Wednesday, December 29, 2010

Here's hoping the new Congress is effective at being ineffective.

Every time a new Congress takes office, but especially when there has been a major shift in partisan power as we see with this iteration, there is talk of how regardless of the new political fault lines, it is imperative that all members come together to work for "the good of the country."

The federal government is not the apparatus by which wealth and happiness are generated, it is the mechanism by which we preserve liberty so that prosperity and comfort can be individually sought and earned.

Talk of a collective Congress joining hands and working together for the common good horrified me and reeks of blind majoritarianism, autocracy, and an erosion of liberty.
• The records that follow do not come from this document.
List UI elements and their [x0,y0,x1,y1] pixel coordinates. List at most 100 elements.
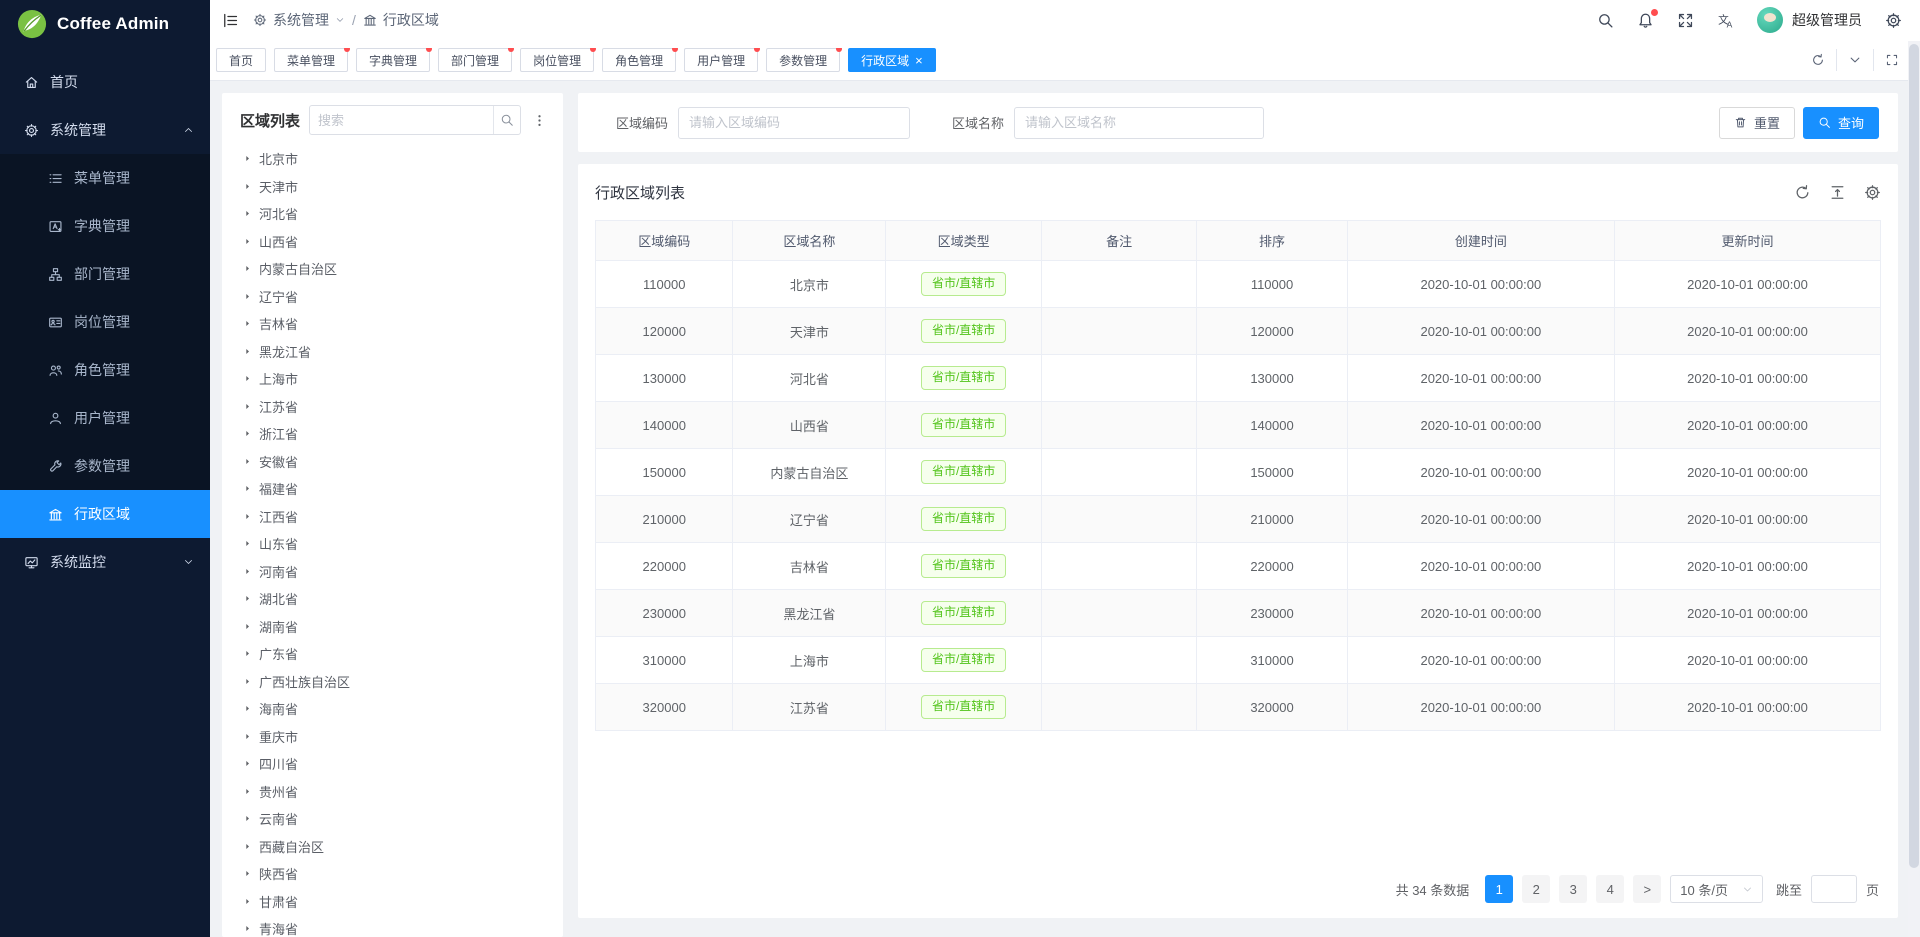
search-icon[interactable] [493,106,520,134]
tree-search-input[interactable] [310,113,493,128]
tree-item[interactable]: 河南省 [234,558,551,586]
cell-sort: 320000 [1197,684,1347,731]
tree-item[interactable]: 甘肃省 [234,888,551,916]
tab-red-dot [344,48,350,52]
tree-item[interactable]: 江西省 [234,503,551,531]
tree-item[interactable]: 北京市 [234,145,551,173]
sidebar-item-user[interactable]: 用户管理 [0,394,210,442]
tab-菜单管理[interactable]: 菜单管理 [274,48,348,72]
cell-updated: 2020-10-01 00:00:00 [1614,637,1880,684]
tree-item[interactable]: 河北省 [234,200,551,228]
notification-bell-icon[interactable] [1637,12,1654,29]
tree-item[interactable]: 广西壮族自治区 [234,668,551,696]
tab-red-dot [508,48,514,52]
column-settings-gear-icon[interactable] [1864,184,1881,201]
tree-item[interactable]: 四川省 [234,750,551,778]
row-height-icon[interactable] [1829,184,1846,201]
tree-item[interactable]: 浙江省 [234,420,551,448]
sidebar-item-wrench[interactable]: 参数管理 [0,442,210,490]
region-code-input[interactable] [678,107,910,139]
tree-item[interactable]: 山东省 [234,530,551,558]
page-size-select[interactable]: 10 条/页 [1670,875,1763,903]
cell-region-code: 320000 [596,684,733,731]
tab-行政区域[interactable]: 行政区域× [848,48,936,72]
settings-gear-icon[interactable] [1885,12,1902,29]
tree-item[interactable]: 山西省 [234,228,551,256]
menu-fold-icon[interactable] [222,12,239,29]
tree-item[interactable]: 上海市 [234,365,551,393]
tree-item-label: 贵州省 [259,782,298,801]
sidebar-item-list[interactable]: 菜单管理 [0,154,210,202]
page-button-3[interactable]: 3 [1559,875,1587,903]
jump-page-input[interactable] [1811,875,1857,903]
tab-首页[interactable]: 首页 [216,48,266,72]
sidebar-item-org[interactable]: 部门管理 [0,250,210,298]
sidebar-item-badge[interactable]: 岗位管理 [0,298,210,346]
user-menu[interactable]: 超级管理员 [1757,7,1862,33]
tab-用户管理[interactable]: 用户管理 [684,48,758,72]
tree-item[interactable]: 湖北省 [234,585,551,613]
tab-岗位管理[interactable]: 岗位管理 [520,48,594,72]
chevron-down-icon[interactable] [1836,49,1873,71]
tree-item[interactable]: 云南省 [234,805,551,833]
reset-button[interactable]: 重置 [1719,107,1795,139]
tree-item[interactable]: 黑龙江省 [234,338,551,366]
sidebar-item-gear[interactable]: 系统管理 [0,106,210,154]
app-window: Coffee Admin 首页系统管理菜单管理字典管理部门管理岗位管理角色管理用… [0,0,1920,937]
sidebar-item-home[interactable]: 首页 [0,58,210,106]
tree-item-label: 四川省 [259,754,298,773]
sidebar-item-bank[interactable]: 行政区域 [0,490,210,538]
sidebar-item-roles[interactable]: 角色管理 [0,346,210,394]
refresh-icon[interactable] [1800,49,1836,71]
avatar[interactable] [1757,7,1783,33]
tree-item[interactable]: 广东省 [234,640,551,668]
tree-item[interactable]: 海南省 [234,695,551,723]
maximize-icon[interactable] [1873,49,1910,71]
tree-item[interactable]: 天津市 [234,173,551,201]
tree-item[interactable]: 江苏省 [234,393,551,421]
tab-部门管理[interactable]: 部门管理 [438,48,512,72]
tree-item[interactable]: 重庆市 [234,723,551,751]
tree-item[interactable]: 内蒙古自治区 [234,255,551,283]
sidebar-item-label: 用户管理 [74,408,130,428]
table-row: 210000辽宁省省市/直辖市2100002020-10-01 00:00:00… [596,496,1881,543]
tab-参数管理[interactable]: 参数管理 [766,48,840,72]
page-buttons: 1234 > [1485,875,1661,903]
region-name-input[interactable] [1014,107,1264,139]
tree-item[interactable]: 湖南省 [234,613,551,641]
fullscreen-icon[interactable] [1677,12,1694,29]
query-button[interactable]: 查询 [1803,107,1879,139]
tab-角色管理[interactable]: 角色管理 [602,48,676,72]
tree-item[interactable]: 福建省 [234,475,551,503]
tree-item-label: 西藏自治区 [259,837,324,856]
tab-close-icon[interactable]: × [915,54,923,67]
tree-item[interactable]: 西藏自治区 [234,833,551,861]
region-type-badge: 省市/直辖市 [921,695,1006,719]
sidebar-item-monitor[interactable]: 系统监控 [0,538,210,586]
page-button-2[interactable]: 2 [1522,875,1550,903]
search-icon[interactable] [1597,12,1614,29]
tree-item[interactable]: 贵州省 [234,778,551,806]
scrollbar-thumb[interactable] [1909,44,1919,868]
tree-item-label: 江西省 [259,507,298,526]
sidebar-badge-icon [48,315,63,330]
cell-updated: 2020-10-01 00:00:00 [1614,590,1880,637]
tree-item-label: 山西省 [259,232,298,251]
next-page-button[interactable]: > [1633,875,1661,903]
page-button-4[interactable]: 4 [1596,875,1624,903]
tree-item[interactable]: 青海省 [234,915,551,937]
refresh-icon[interactable] [1794,184,1811,201]
cell-region-name: 北京市 [733,261,886,308]
cell-created: 2020-10-01 00:00:00 [1347,449,1614,496]
page-button-1[interactable]: 1 [1485,875,1513,903]
tree-item[interactable]: 辽宁省 [234,283,551,311]
translate-icon[interactable]: 文A [1717,12,1734,29]
tree-item[interactable]: 吉林省 [234,310,551,338]
tree-item[interactable]: 陕西省 [234,860,551,888]
sidebar-item-dict[interactable]: 字典管理 [0,202,210,250]
kebab-menu-icon[interactable] [530,111,549,130]
tab-字典管理[interactable]: 字典管理 [356,48,430,72]
tree-item[interactable]: 安徽省 [234,448,551,476]
tab-red-dot [590,48,596,52]
breadcrumb-section[interactable]: 系统管理 [253,10,345,30]
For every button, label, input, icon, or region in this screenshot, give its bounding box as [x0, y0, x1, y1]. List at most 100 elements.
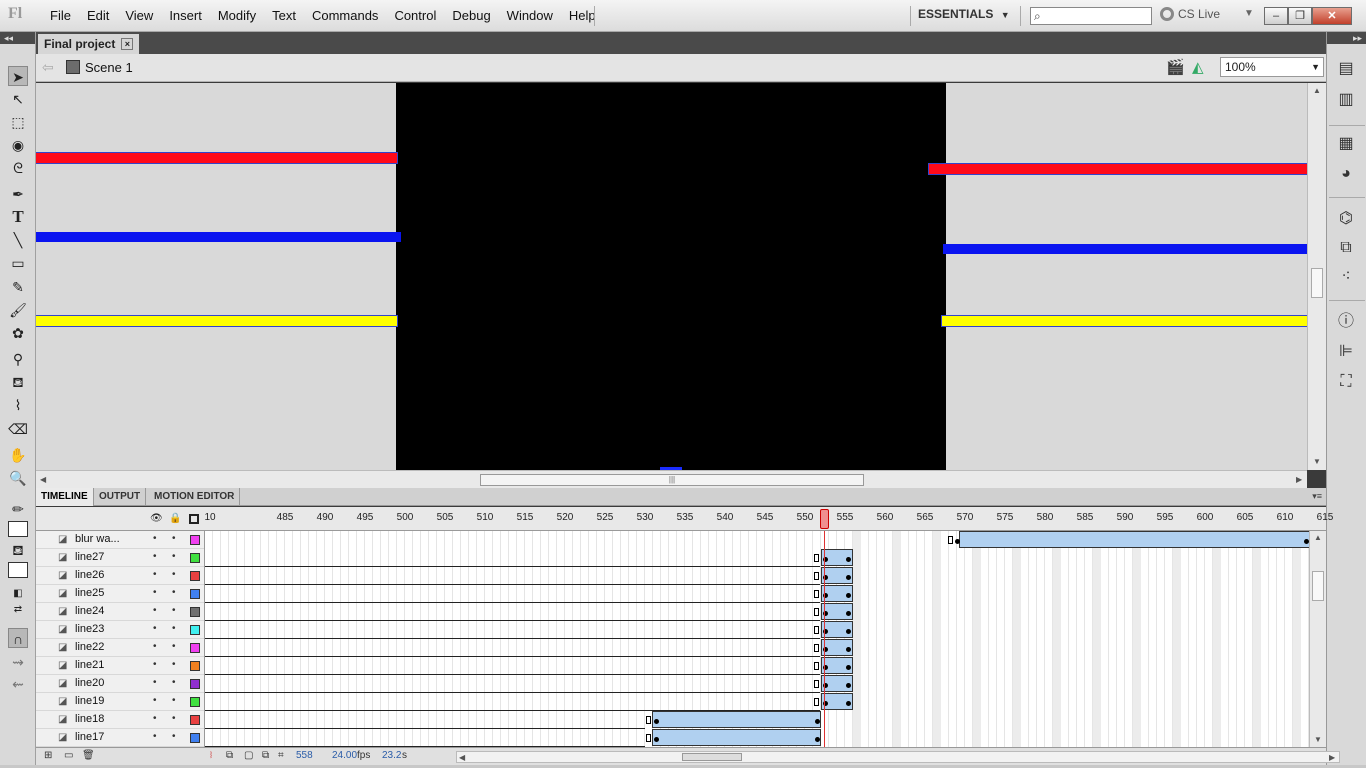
- eyedropper-tool-icon[interactable]: ⌇: [8, 395, 28, 415]
- frame-span-line[interactable]: [205, 656, 820, 657]
- keyframe[interactable]: [948, 536, 953, 544]
- stage[interactable]: [396, 83, 946, 470]
- keyframe[interactable]: [646, 734, 651, 742]
- layer-outline-color[interactable]: [190, 661, 200, 671]
- keyframe-dot[interactable]: [846, 629, 851, 634]
- swatches-panel-icon[interactable]: ▦: [1335, 133, 1357, 155]
- keyframe[interactable]: [814, 680, 819, 688]
- frame-span-line[interactable]: [205, 584, 820, 585]
- delete-layer-icon[interactable]: 🗑: [82, 750, 95, 761]
- layer-name[interactable]: line22: [75, 641, 104, 653]
- layer-name[interactable]: line23: [75, 623, 104, 635]
- scroll-thumb[interactable]: |||: [480, 474, 864, 486]
- fill-color-swatch[interactable]: [8, 562, 28, 578]
- tab-timeline[interactable]: TIMELINE: [36, 488, 94, 506]
- scroll-left-icon[interactable]: ◀: [459, 753, 465, 762]
- close-button[interactable]: ✕: [1312, 7, 1352, 25]
- edit-scene-icon[interactable]: 🎬: [1166, 58, 1185, 76]
- layer-row[interactable]: ◪ line24 • •: [36, 603, 204, 621]
- tab-output[interactable]: OUTPUT: [94, 488, 147, 506]
- lock-dot-icon[interactable]: •: [172, 641, 176, 652]
- lock-dot-icon[interactable]: •: [172, 533, 176, 544]
- workspace-switcher[interactable]: ESSENTIALS ▼: [918, 7, 1010, 25]
- edit-symbols-icon[interactable]: ◭: [1192, 58, 1204, 76]
- frame-span-line[interactable]: [205, 638, 820, 639]
- menu-file[interactable]: File: [42, 0, 79, 32]
- hand-tool-icon[interactable]: ✋: [8, 445, 28, 465]
- keyframe-dot[interactable]: [846, 701, 851, 706]
- layer-name[interactable]: line17: [75, 731, 104, 743]
- lock-all-layers-icon[interactable]: 🔒: [169, 513, 181, 524]
- lock-dot-icon[interactable]: •: [172, 551, 176, 562]
- timeline-horizontal-scrollbar[interactable]: ◀ ▶: [456, 751, 1340, 763]
- frame-span-line[interactable]: [205, 602, 820, 603]
- keyframe-dot[interactable]: [654, 719, 659, 724]
- new-folder-icon[interactable]: ▭: [64, 750, 73, 761]
- 3d-rotation-tool-icon[interactable]: ◉: [8, 135, 28, 155]
- frame-ruler[interactable]: 10 485 490 495 500 505 510 515 520 525 530 535 540 54…: [204, 507, 1333, 531]
- current-frame[interactable]: 558: [296, 750, 313, 761]
- stroke-color-swatch[interactable]: [8, 521, 28, 537]
- visibility-dot-icon[interactable]: •: [153, 569, 157, 580]
- text-tool-icon[interactable]: T: [8, 207, 28, 227]
- layer-outline-color[interactable]: [190, 589, 200, 599]
- visibility-dot-icon[interactable]: •: [153, 551, 157, 562]
- new-layer-icon[interactable]: ⊞: [44, 750, 52, 761]
- lock-dot-icon[interactable]: •: [172, 623, 176, 634]
- zoom-tool-icon[interactable]: 🔍: [8, 468, 28, 488]
- tab-motion-editor[interactable]: MOTION EDITOR: [149, 488, 241, 506]
- show-all-layers-icon[interactable]: 👁: [150, 513, 163, 524]
- edit-multiple-frames-icon[interactable]: ⧉: [262, 750, 269, 761]
- layer-outline-color[interactable]: [190, 571, 200, 581]
- keyframe-dot[interactable]: [955, 539, 960, 544]
- layer-name[interactable]: blur wa...: [75, 533, 120, 545]
- menu-debug[interactable]: Debug: [444, 0, 498, 32]
- scroll-thumb[interactable]: [1311, 268, 1323, 298]
- layer-name[interactable]: line24: [75, 605, 104, 617]
- keyframe-dot[interactable]: [846, 665, 851, 670]
- lock-dot-icon[interactable]: •: [172, 569, 176, 580]
- scroll-right-icon[interactable]: ▶: [1329, 753, 1335, 762]
- yellow-line-left[interactable]: [36, 315, 398, 327]
- keyframe[interactable]: [814, 554, 819, 562]
- onion-skin-outlines-icon[interactable]: ▢: [244, 750, 253, 761]
- blue-line-right[interactable]: [943, 244, 1307, 254]
- lock-dot-icon[interactable]: •: [172, 587, 176, 598]
- layer-name[interactable]: line21: [75, 659, 104, 671]
- minimize-button[interactable]: –: [1264, 7, 1288, 25]
- rectangle-tool-icon[interactable]: ▭: [8, 253, 28, 273]
- onion-skin-icon[interactable]: ⧉: [226, 750, 233, 761]
- scroll-thumb[interactable]: [1312, 571, 1324, 601]
- layer-outline-color[interactable]: [190, 535, 200, 545]
- layer-name[interactable]: line25: [75, 587, 104, 599]
- chevron-down-icon[interactable]: ▼: [1244, 8, 1254, 19]
- frame-span-line[interactable]: [205, 566, 820, 567]
- tween-span[interactable]: [959, 531, 1309, 548]
- motion-presets-panel-icon[interactable]: ⁖: [1335, 266, 1357, 288]
- keyframe[interactable]: [814, 572, 819, 580]
- playhead[interactable]: [820, 509, 829, 529]
- layer-row[interactable]: ◪ line19 • •: [36, 693, 204, 711]
- frame-grid[interactable]: [205, 531, 1309, 747]
- layer-name[interactable]: line27: [75, 551, 104, 563]
- visibility-dot-icon[interactable]: •: [153, 605, 157, 616]
- visibility-dot-icon[interactable]: •: [153, 587, 157, 598]
- scroll-down-icon[interactable]: ▼: [1314, 735, 1322, 744]
- deco-tool-icon[interactable]: ✿: [8, 323, 28, 343]
- stage-horizontal-scrollbar[interactable]: ◀ ||| ▶: [36, 470, 1307, 488]
- layer-outline-color[interactable]: [190, 679, 200, 689]
- scroll-right-icon[interactable]: ▶: [1296, 475, 1302, 484]
- layer-row[interactable]: ◪ blur wa... • •: [36, 531, 204, 549]
- keyframe-dot[interactable]: [846, 575, 851, 580]
- close-tab-icon[interactable]: ×: [121, 38, 134, 50]
- restore-button[interactable]: ❐: [1288, 7, 1312, 25]
- help-search-input[interactable]: ⌕: [1030, 7, 1152, 25]
- keyframe[interactable]: [814, 662, 819, 670]
- layer-outline-color[interactable]: [190, 733, 200, 743]
- layer-row[interactable]: ◪ line27 • •: [36, 549, 204, 567]
- paint-bucket-tool-icon[interactable]: ⛾: [8, 372, 28, 392]
- collapse-tools-icon[interactable]: ◂◂: [0, 32, 35, 44]
- keyframe-dot[interactable]: [846, 557, 851, 562]
- layer-row[interactable]: ◪ line26 • •: [36, 567, 204, 585]
- menu-window[interactable]: Window: [499, 0, 561, 32]
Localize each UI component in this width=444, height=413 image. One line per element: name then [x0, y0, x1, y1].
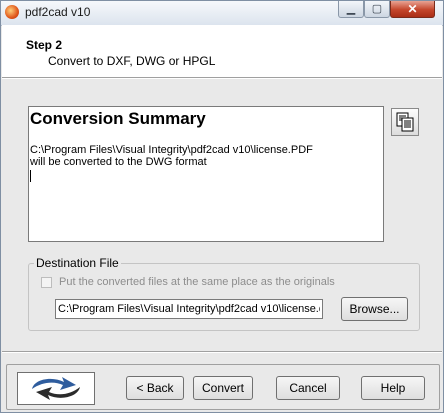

The best possible thing Congress can do is to stagnate, except in times of national emergency. And only in a few national emergencies- war, for example- should federal activity be increased. (Under certain trying times, economic stress, for example, it would be ideal for Congress to be active in cutting federal activities: taxes, regulation, spending, and USG waste.)

Now is such a time.

I hope the incoming Republican leadership resists the temptation to implement simply more rules and more spending under the guise of conservativism. What a disappointment GWB was when he took office and embarked on an eight year trampling of liberty, expansion of the federal government and debt, and disastrous nation building extravaganza.

What I hope for with this Congress is that they are active, only in the sense of repealing that ridiculous health care package which was passed, as much of the stimulus as possible, and ideally getting the USG out of the business of empire running, fiat currency juggling, social welfare planning, and every other big government adventure we have become involved in since the Constitution was pushed to the side by FDR.